En igualdad de tiempo, caminar rápido consume más energía. Sin embargo, una caminata lenta pero más larga puede terminar gastando una cantidad similar de calorías.

Por ejemplo:

  • Caminar rápido durante 30 minutos suele quemar más calorías que caminar despacio durante esos mismos 30 minutos.
  • Pero caminar despacio durante una hora puede igualar o incluso superar ese gasto energético.

Por eso, la duración también es importante.

¿Qué es mejor para adelgazar?

Si el objetivo principal es perder peso, caminar rápido suele ofrecer mejores resultados. Eso sí, siempre que puedas mantener ese ritmo de forma constante y sin acabar completamente agotado. No obstante, el factor más importante sigue siendo la regularidad.

Es mucho más útil caminar 30 minutos todos los días que salir muy deprisa una vez por semana.

¿Y para las personas mayores?

En este caso no siempre conviene buscar velocidad. Lo más recomendable suele ser caminar al ritmo que resulte cómodo y seguro.

Con el tiempo, si la condición física mejora, puede aumentarse ligeramente la intensidad. La prioridad debe ser mantener el hábito y evitar caídas o lesiones.

Una buena idea: combinar ambos ritmos

No hace falta elegir entre caminar rápido o caminar despacio. Una estrategia muy recomendable consiste en combinar ambos ritmos durante el mismo paseo.

Por ejemplo:

  • Caminar cinco minutos a un ritmo suave para calentar.
  • Caminar entre 15 y 30 minutos a un ritmo más vivo.
  • Terminar con otros cinco minutos de caminata tranquila.

De esta forma el cuerpo se adapta progresivamente al esfuerzo y el paseo resulta mucho más cómodo.

Escucha siempre a tu cuerpo

Cada persona tiene una condición física diferente. Si durante la caminata notas dolor en el pecho, mareo, dificultad importante para respirar o cualquier otro síntoma preocupante, debes detenerte y consultar con un profesional sanitario.
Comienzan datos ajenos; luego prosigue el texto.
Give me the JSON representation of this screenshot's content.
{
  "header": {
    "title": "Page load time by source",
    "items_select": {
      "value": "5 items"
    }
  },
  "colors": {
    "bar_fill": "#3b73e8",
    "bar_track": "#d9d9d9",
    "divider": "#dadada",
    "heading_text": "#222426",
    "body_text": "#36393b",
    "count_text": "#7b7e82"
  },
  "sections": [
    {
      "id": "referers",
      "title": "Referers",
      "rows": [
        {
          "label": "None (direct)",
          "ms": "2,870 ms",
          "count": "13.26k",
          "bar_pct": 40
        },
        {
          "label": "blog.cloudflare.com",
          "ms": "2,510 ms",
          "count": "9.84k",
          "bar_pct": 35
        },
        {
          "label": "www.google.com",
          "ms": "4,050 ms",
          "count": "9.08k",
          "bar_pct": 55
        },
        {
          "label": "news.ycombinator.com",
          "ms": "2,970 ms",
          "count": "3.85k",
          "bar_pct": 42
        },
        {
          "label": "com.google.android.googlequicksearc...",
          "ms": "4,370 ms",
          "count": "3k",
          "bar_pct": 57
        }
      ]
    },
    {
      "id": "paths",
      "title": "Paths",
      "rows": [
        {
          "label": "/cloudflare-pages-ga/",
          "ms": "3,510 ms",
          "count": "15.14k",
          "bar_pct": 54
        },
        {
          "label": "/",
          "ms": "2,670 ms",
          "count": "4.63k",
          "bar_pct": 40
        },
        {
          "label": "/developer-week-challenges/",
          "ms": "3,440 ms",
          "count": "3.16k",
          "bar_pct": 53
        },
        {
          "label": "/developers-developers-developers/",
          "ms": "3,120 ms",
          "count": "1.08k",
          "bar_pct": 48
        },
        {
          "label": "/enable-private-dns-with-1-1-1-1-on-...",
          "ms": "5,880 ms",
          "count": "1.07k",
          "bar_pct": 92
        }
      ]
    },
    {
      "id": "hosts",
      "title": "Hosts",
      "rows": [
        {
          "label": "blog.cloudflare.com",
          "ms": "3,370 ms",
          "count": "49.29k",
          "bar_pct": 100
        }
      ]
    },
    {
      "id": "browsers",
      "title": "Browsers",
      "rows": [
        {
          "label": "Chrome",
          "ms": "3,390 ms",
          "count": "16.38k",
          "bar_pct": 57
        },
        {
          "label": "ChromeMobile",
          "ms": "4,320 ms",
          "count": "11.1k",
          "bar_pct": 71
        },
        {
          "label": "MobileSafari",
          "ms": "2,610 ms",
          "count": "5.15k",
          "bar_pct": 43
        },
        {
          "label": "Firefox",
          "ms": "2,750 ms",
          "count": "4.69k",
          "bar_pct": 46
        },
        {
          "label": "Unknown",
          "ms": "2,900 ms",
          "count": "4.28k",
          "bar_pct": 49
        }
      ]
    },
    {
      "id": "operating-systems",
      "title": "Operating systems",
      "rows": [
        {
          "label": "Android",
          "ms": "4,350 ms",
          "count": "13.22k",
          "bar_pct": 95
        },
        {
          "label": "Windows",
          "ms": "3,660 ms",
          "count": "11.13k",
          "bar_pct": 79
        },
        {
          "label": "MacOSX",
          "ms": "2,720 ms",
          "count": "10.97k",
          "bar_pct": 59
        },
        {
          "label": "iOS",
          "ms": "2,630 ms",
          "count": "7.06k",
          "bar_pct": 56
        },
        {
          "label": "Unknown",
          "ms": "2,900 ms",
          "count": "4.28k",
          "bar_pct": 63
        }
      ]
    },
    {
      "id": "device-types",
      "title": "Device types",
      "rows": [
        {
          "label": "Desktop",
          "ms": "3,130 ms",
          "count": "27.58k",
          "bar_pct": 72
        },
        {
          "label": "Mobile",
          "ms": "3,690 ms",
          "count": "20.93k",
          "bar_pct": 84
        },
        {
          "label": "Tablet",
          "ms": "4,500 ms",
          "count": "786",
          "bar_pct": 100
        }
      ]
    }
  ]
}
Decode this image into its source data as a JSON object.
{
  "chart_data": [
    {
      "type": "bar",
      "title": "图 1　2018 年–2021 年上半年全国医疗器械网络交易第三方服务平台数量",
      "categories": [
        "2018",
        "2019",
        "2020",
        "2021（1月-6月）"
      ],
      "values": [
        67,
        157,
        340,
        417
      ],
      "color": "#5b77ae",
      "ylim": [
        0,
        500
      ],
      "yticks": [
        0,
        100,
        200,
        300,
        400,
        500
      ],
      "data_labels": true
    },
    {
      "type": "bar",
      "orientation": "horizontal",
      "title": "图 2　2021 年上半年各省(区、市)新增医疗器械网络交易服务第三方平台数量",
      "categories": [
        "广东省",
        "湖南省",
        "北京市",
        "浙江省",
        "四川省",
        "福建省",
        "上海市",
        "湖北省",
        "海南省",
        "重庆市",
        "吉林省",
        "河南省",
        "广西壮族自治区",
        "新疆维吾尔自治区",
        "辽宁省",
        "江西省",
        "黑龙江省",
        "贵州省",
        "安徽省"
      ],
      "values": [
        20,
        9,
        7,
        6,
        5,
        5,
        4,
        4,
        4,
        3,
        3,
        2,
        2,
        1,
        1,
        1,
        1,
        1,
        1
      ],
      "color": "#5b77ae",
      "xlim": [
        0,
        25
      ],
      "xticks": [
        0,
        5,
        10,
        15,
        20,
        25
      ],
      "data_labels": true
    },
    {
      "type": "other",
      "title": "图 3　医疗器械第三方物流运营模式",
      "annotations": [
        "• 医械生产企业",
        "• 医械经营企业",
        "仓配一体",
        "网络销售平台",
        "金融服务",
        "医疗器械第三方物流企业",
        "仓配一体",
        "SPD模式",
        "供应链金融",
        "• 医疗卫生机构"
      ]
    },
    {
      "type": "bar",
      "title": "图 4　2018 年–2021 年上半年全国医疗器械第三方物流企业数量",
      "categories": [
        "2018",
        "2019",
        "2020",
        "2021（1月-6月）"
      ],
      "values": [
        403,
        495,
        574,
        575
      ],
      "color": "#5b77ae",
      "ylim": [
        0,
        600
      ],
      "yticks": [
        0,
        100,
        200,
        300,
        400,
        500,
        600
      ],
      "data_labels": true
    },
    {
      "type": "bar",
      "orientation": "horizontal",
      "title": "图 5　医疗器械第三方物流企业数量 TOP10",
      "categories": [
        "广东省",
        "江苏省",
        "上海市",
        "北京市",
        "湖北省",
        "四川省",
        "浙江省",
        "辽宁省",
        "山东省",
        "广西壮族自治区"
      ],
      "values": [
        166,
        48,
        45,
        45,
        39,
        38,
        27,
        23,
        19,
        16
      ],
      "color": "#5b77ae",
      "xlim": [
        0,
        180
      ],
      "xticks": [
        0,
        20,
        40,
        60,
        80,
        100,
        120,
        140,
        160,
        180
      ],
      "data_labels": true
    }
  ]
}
El objetivo no es sufrir, el objetivo es moverse más.

La velocidad importa… pero no tanto como la constancia

Caminar rápido ofrece algunos beneficios adicionales para el corazón y ayuda a quemar más calorías en menos tiempo. Caminar despacio, por su parte, sigue siendo una excelente actividad física y puede ser la mejor opción para muchas personas.

En realidad, no existe un único ritmo perfecto. El mejor paseo es aquel que puedes repetir mañana, pasado y la semana que viene. Porque la verdadera diferencia no la marca la velocidad, sino la constancia con la que conviertes caminar en un hábito saludable.